A DEA sting resulted in authorities charging a group of people with plotting to move large shipments of drugs and weapons for the Taliban, authorities announced Monday.

In court documents unsealed in New York, authorities charged seven people with conspiring to provide “various forms of support to DEA confidential sources whom they believed to be representatives of the Taliban in Afghanistan.”

The defendants included: Maroun Saade, Walid Nasr, aka “David Nasr,” Francis Sourou Ahissou, aka “Francois,” Corneille Dato, aka “Pablo,” Martin Raouf Bouraima, aka “Raul,” Alwar Pouryan, aka “Allan,” aka “Alberto,” and Oded Orbach, aka “Dedy,” aka “Jesse”.

Authorities said some defendants allegedly agreed to receive, store, and move ton-quantities of Taliban-owned heroin through West Africa, “portions of which they understood would then be sent to the United States.  Some also were willing to move  large quantities of cocaine.

Additionally, Saade, along with U.S. citizens Pouryan and Orbach, agreed to sell weapons to the Taliban, including surface-to- air missiles (“SAMs”)that would be used to protect Taliban-owned heroin laboratories against U.S. attacks in Afghanistan.

“Today we eliminated an entrenched global criminal network, preventing it from moving ton quantities of cocaine, laundering millions in drug money, and trading arms to the Taliban to undermine the rule of law and kill Americans. West Africa has emerged as a place where drugs and terror intersect,” DEA Administrator Michele Leonhart said in a statement.

Manhattan U.S. Attorney Preet Bharara added: “As alleged, the defendants charged today, including two U.S. citizens, were prepared to provide millions of dollars in dangerous narcotics and lethal weapons to men they believed represented the Taliban.
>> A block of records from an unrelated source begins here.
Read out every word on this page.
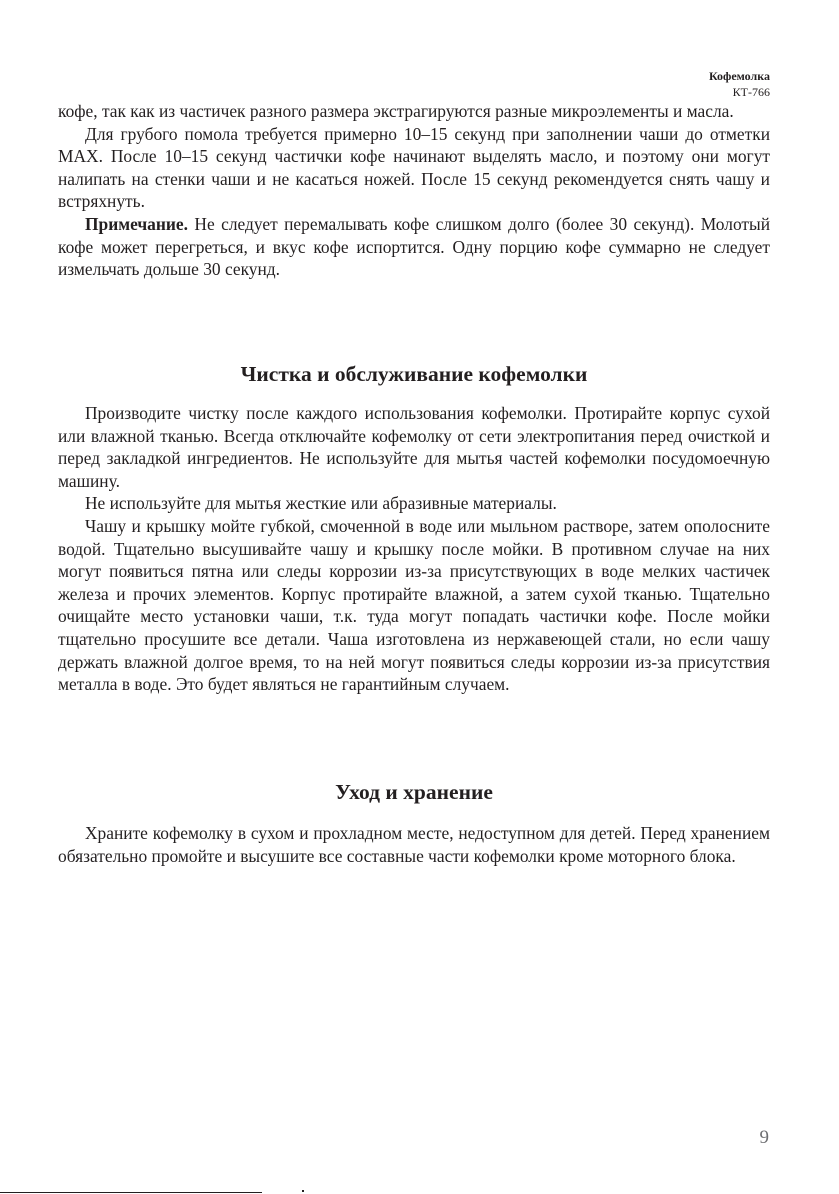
Кофемолка
КТ-766

кофе, так как из частичек разного размера экстрагируются разные микроэлементы и масла.

Для грубого помола требуется примерно 10–15 секунд при заполнении чаши до отметки MAX. После 10–15 секунд частички кофе начинают выделять масло, и поэтому они могут налипать на стенки чаши и не касаться ножей. После 15 секунд рекомендуется снять чашу и встряхнуть.

Примечание. Не следует перемалывать кофе слишком долго (более 30 секунд). Молотый кофе может перегреться, и вкус кофе испортится. Одну порцию кофе суммарно не следует измельчать дольше 30 секунд.

Чистка и обслуживание кофемолки

Производите чистку после каждого использования кофемолки. Протирайте корпус сухой или влажной тканью. Всегда отключайте кофемолку от сети электропитания перед очисткой и перед закладкой ингредиентов. Не используйте для мытья частей кофемолки посудомоечную машину.

Не используйте для мытья жесткие или абразивные материалы.

Чашу и крышку мойте губкой, смоченной в воде или мыльном растворе, затем ополосните водой. Тщательно высушивайте чашу и крышку после мойки. В противном случае на них могут появиться пятна или следы коррозии из-за присутствующих в воде мелких частичек железа и прочих элементов. Корпус протирайте влажной, а затем сухой тканью. Тщательно очищайте место установки чаши, т.к. туда могут попадать частички кофе. После мойки тщательно просушите все детали. Чаша изготовлена из нержавеющей стали, но если чашу держать влажной долгое время, то на ней могут появиться следы коррозии из-за присутствия металла в воде. Это будет являться не гарантийным случаем.

Уход и хранение

Храните кофемолку в сухом и прохладном месте, недоступном для детей. Перед хранением обязательно промойте и высушите все составные части кофемолки кроме моторного блока.

9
This alleged effort to arm and enrich the Taliban is the latest example of the dangers of an interconnected world in which terrorists and drug runners can link up across continents to harm Americans.”
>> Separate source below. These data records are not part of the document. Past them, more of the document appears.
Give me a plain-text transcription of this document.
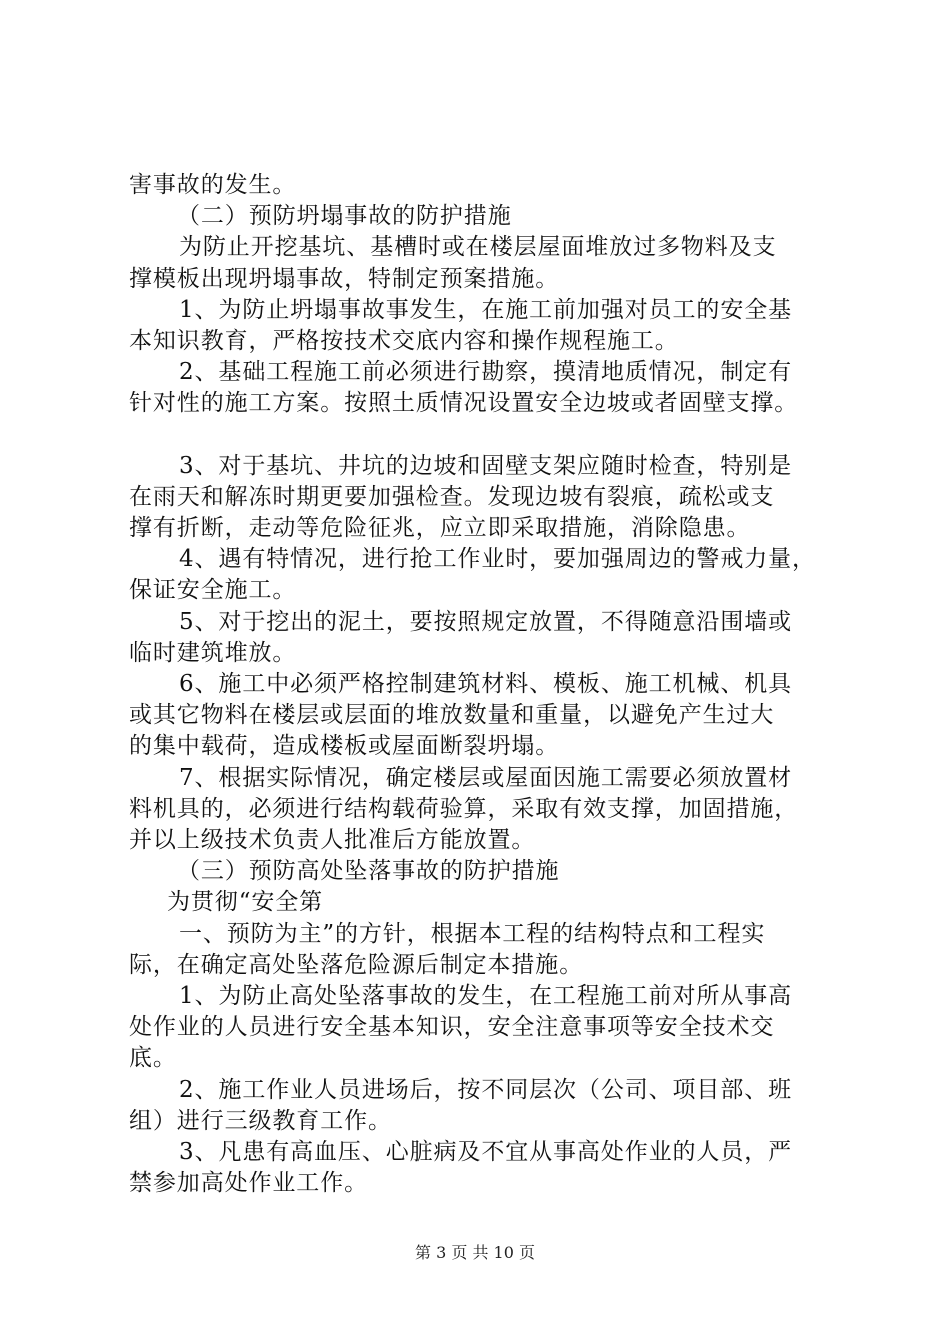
害事故的发生。
（二）预防坍塌事故的防护措施
为防止开挖基坑、基槽时或在楼层屋面堆放过多物料及支
撑模板出现坍塌事故，特制定预案措施。
1、为防止坍塌事故事发生，在施工前加强对员工的安全基
本知识教育，严格按技术交底内容和操作规程施工。
2、基础工程施工前必须进行勘察，摸清地质情况，制定有
针对性的施工方案。按照土质情况设置安全边坡或者固壁支撑。
3、对于基坑、井坑的边坡和固壁支架应随时检查，特别是
在雨天和解冻时期更要加强检查。发现边坡有裂痕，疏松或支
撑有折断，走动等危险征兆，应立即采取措施，消除隐患。
4、遇有特情况，进行抢工作业时，要加强周边的警戒力量，
保证安全施工。
5、对于挖出的泥土，要按照规定放置，不得随意沿围墙或
临时建筑堆放。
6、施工中必须严格控制建筑材料、模板、施工机械、机具
或其它物料在楼层或层面的堆放数量和重量，以避免产生过大
的集中载荷，造成楼板或屋面断裂坍塌。
7、根据实际情况，确定楼层或屋面因施工需要必须放置材
料机具的，必须进行结构载荷验算，采取有效支撑，加固措施，
并以上级技术负责人批准后方能放置。
（三）预防高处坠落事故的防护措施
为贯彻“安全第
一、预防为主”的方针，根据本工程的结构特点和工程实
际，在确定高处坠落危险源后制定本措施。
1、为防止高处坠落事故的发生，在工程施工前对所从事高
处作业的人员进行安全基本知识，安全注意事项等安全技术交
底。
2、施工作业人员进场后，按不同层次（公司、项目部、班
组）进行三级教育工作。
3、凡患有高血压、心脏病及不宜从事高处作业的人员，严
禁参加高处作业工作。
第 3 页 共 10 页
Authorities said that five of the defendants  – Saade, Nasr, Ahissou, Dato, and Bouraima – were arrested in Monrovia, Liberia, in coordination with Liberian authorities, on Feb. 10 and 12 of this year. They were then transferred by  Liberia to U.S. custody.

The two other defendants – Pouryan and Orbach – were arrested in Bucharest, Romania, in coordination with Romanian authorities, on Feb. 10. They now face extradition to the U.S.